Wie auch immer Sie einzuwirken gedenken, achten Sie darauf, dass Sie an der Wirkungsschwelle bleiben. Die unangenehme Erfahrung darf den Hund weder verletzen noch zum traumatischen Erlebnis werden und bleibende Ängste hinterlassen. Jede negative Einwirkung muss der Hundepersönlichkeit und der Situation angepasst sein und im richtigen Moment erfolgen. Ist der Hund erfolgreich korrigiert, kommen auch wieder positive Momente. Hunde sind niemals nachtragend und könnten solches Verhalten nicht verstehen.

Fehlverknüpfungen sind Assoziationen des unangenehmen Reizes mit zufällig gleichzeitig auftretenden Ereignissen, die mit der "Sache", um die es dem Hundeführer geht, nichts zu tun haben. Fährt z. B. gerade ein Zug an ihm und seinem Hund vorbei, der gerade nach Mäusen buddelt und deshalb nicht hören will, kann eine unverhältnismäßig starke negative Einwirkung Ängste vor vorbeifahrenden Zügen auslösen. Diese Fehlverknüpfung wieder abzubauen, kann langwieriges Training bedeuten. Nicht zuletzt deshalb wurden Elektroschock-Halsbänder ("Teletakt") verboten.

Viele Hunde verknüpfen schnell jegliche Einwirkung mit der Anwesenheit des Hundeführers.
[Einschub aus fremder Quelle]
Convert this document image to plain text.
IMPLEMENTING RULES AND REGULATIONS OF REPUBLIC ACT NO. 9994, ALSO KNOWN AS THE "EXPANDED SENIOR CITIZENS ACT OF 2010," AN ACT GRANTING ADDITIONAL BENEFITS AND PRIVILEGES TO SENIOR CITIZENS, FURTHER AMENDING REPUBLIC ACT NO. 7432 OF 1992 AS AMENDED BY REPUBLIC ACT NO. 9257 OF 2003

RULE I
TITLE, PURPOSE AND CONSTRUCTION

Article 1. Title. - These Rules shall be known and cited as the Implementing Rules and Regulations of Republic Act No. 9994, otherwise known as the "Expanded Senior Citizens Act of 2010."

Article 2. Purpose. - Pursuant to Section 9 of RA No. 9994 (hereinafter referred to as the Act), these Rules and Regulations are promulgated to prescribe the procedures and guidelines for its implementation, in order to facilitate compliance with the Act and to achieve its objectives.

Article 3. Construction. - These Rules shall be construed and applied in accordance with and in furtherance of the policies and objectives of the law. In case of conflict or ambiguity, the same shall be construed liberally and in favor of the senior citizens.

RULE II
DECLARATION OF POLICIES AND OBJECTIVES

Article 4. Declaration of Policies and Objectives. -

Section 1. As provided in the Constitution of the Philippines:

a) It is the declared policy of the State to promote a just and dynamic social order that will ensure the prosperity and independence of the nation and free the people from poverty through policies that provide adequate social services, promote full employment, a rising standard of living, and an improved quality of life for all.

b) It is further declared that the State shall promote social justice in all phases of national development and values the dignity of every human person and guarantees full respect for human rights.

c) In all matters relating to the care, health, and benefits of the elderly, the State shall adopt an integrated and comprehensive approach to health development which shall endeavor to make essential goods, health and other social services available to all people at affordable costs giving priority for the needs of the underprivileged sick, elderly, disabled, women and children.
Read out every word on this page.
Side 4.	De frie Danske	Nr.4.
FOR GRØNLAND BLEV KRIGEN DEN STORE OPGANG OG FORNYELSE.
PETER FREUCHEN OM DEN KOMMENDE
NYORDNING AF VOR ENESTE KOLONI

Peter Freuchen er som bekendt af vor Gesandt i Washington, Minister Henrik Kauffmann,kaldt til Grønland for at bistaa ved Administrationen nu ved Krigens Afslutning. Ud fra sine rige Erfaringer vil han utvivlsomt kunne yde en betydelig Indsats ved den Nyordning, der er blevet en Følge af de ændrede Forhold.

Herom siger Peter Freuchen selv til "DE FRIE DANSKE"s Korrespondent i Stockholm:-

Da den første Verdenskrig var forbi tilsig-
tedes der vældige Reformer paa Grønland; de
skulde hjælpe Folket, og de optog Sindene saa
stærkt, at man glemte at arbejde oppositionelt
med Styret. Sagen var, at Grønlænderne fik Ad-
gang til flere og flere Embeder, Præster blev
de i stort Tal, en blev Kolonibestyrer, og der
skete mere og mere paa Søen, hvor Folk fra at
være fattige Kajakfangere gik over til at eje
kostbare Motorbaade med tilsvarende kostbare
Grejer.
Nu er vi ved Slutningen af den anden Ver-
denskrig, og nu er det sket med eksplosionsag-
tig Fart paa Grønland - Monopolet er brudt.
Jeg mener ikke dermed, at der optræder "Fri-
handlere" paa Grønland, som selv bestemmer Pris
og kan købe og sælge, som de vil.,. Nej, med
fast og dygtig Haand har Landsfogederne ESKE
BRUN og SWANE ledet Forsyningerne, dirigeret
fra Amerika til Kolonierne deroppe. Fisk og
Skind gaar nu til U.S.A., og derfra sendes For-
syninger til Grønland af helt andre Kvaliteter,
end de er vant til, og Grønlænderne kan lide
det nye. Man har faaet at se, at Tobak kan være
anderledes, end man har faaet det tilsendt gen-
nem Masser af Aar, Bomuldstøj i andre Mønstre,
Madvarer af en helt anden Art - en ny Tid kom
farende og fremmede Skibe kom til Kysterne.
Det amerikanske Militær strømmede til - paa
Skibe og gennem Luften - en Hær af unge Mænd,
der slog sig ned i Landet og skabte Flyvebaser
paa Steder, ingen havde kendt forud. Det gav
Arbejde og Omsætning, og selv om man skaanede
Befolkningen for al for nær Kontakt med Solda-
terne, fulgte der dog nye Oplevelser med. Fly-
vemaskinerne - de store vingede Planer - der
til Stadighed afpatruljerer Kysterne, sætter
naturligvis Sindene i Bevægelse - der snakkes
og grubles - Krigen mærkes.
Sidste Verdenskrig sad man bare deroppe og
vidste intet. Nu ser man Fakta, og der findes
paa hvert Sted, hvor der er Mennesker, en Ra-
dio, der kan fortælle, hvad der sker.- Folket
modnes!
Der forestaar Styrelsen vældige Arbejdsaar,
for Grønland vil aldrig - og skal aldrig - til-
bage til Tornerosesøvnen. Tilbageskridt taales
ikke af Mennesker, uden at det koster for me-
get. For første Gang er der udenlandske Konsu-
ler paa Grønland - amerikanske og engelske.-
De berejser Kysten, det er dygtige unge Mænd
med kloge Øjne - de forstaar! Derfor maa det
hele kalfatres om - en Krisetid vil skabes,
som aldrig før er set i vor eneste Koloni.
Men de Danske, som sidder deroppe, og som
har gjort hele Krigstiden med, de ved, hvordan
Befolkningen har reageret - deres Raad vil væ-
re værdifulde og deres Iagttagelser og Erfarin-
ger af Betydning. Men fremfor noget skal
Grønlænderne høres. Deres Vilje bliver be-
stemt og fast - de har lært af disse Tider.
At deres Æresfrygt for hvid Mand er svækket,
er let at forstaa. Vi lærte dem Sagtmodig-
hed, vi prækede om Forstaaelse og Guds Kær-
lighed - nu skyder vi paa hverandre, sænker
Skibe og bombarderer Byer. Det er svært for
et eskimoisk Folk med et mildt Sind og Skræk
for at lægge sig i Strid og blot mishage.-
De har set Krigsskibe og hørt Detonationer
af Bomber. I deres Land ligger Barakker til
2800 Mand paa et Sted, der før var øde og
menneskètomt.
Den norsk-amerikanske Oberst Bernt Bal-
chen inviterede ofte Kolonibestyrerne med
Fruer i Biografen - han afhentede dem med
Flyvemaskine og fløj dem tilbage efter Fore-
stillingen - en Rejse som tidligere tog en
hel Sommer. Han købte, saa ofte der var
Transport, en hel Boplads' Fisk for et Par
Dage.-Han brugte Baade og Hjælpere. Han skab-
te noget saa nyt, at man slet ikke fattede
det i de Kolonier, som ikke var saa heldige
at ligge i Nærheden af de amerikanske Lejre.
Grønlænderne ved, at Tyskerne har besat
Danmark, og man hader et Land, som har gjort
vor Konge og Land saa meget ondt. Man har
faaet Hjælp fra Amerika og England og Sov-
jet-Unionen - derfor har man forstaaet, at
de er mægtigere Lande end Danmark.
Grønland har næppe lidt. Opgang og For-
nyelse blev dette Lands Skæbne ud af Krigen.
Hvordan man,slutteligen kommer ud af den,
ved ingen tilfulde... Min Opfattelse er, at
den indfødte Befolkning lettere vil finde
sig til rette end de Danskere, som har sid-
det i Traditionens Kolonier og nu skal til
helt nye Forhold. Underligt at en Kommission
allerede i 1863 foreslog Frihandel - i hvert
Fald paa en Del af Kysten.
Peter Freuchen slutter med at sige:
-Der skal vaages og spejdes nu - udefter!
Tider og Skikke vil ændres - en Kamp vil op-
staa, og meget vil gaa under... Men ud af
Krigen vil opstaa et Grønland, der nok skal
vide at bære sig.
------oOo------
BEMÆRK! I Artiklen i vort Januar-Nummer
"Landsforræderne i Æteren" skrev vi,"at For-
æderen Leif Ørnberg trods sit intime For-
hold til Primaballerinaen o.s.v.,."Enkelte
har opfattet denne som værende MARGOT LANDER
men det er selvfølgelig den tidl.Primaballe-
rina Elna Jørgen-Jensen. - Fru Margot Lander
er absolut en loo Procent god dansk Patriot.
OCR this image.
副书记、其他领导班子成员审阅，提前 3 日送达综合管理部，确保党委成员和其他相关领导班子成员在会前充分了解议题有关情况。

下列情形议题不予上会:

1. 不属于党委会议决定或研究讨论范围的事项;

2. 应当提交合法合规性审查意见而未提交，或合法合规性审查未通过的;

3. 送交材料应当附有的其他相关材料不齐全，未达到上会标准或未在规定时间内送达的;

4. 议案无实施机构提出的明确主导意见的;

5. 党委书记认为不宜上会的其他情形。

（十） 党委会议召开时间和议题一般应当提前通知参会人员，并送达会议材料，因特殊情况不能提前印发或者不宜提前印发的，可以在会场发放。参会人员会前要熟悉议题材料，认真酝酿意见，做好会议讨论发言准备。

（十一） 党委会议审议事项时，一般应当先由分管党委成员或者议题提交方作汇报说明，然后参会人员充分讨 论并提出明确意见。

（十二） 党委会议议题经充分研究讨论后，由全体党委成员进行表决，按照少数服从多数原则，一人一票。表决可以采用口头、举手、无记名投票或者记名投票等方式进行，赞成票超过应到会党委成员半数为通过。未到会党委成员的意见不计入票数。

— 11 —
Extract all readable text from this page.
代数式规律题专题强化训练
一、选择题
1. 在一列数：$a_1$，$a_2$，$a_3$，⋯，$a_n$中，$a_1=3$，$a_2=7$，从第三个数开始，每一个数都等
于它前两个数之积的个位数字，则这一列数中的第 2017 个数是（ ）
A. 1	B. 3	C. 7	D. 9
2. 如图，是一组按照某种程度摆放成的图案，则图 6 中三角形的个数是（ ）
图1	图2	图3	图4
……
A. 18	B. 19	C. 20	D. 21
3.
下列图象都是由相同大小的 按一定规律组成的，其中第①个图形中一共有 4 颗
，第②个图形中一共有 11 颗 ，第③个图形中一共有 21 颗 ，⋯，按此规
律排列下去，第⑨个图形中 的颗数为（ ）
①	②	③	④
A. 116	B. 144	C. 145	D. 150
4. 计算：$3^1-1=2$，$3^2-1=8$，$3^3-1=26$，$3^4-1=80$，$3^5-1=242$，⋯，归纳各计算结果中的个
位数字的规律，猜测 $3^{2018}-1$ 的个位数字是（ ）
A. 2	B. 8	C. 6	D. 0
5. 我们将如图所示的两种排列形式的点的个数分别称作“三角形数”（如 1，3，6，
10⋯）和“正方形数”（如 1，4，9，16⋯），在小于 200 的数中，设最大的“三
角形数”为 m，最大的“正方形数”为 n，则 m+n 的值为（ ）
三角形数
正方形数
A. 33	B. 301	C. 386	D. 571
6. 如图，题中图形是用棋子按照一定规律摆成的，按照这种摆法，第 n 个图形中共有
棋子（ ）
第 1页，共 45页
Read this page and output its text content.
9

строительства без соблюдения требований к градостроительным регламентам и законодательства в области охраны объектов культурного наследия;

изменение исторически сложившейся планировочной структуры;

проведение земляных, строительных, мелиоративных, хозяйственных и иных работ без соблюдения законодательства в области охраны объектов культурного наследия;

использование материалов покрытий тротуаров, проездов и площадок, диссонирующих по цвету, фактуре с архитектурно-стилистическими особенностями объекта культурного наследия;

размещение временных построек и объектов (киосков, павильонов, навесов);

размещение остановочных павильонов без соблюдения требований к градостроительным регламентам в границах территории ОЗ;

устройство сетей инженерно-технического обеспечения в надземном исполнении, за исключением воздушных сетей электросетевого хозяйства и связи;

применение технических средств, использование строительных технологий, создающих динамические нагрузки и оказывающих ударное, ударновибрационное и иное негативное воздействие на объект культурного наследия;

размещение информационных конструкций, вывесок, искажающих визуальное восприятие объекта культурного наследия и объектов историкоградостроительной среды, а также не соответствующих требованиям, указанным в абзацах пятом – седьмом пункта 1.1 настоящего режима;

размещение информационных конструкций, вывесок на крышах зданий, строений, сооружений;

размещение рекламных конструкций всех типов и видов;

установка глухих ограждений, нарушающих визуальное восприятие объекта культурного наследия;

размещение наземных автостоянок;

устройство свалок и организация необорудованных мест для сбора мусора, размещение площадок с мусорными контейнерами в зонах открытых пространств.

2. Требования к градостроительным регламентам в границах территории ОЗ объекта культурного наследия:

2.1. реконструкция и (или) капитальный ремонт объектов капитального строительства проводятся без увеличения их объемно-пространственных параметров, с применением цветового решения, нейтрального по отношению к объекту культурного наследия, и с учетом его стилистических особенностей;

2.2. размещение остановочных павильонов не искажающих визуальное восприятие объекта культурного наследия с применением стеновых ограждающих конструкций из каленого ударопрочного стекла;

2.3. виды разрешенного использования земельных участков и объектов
Fühlen sie sich unbeobachtet, toben sie sich aus. In einem solchen Moment muss eine Einwirkung wie aus heiterem Himmel über den Übeltäter hereinbrechen ("liebe-Gott-Effekt"). Unerwünschte Handlungen selbstbestrafend zu machen, erfordert einiges an Kreativität. So kann doppelseitiges Klebeband den Sprung auf das Sofa unangenehm machen. Oder es hagelt plötzlich Schepperbüchsen, wenn der Hund vom Tisch klauen möchte und dabei den Faden löst, der die Schepperbüchsen unter der Decke hielten.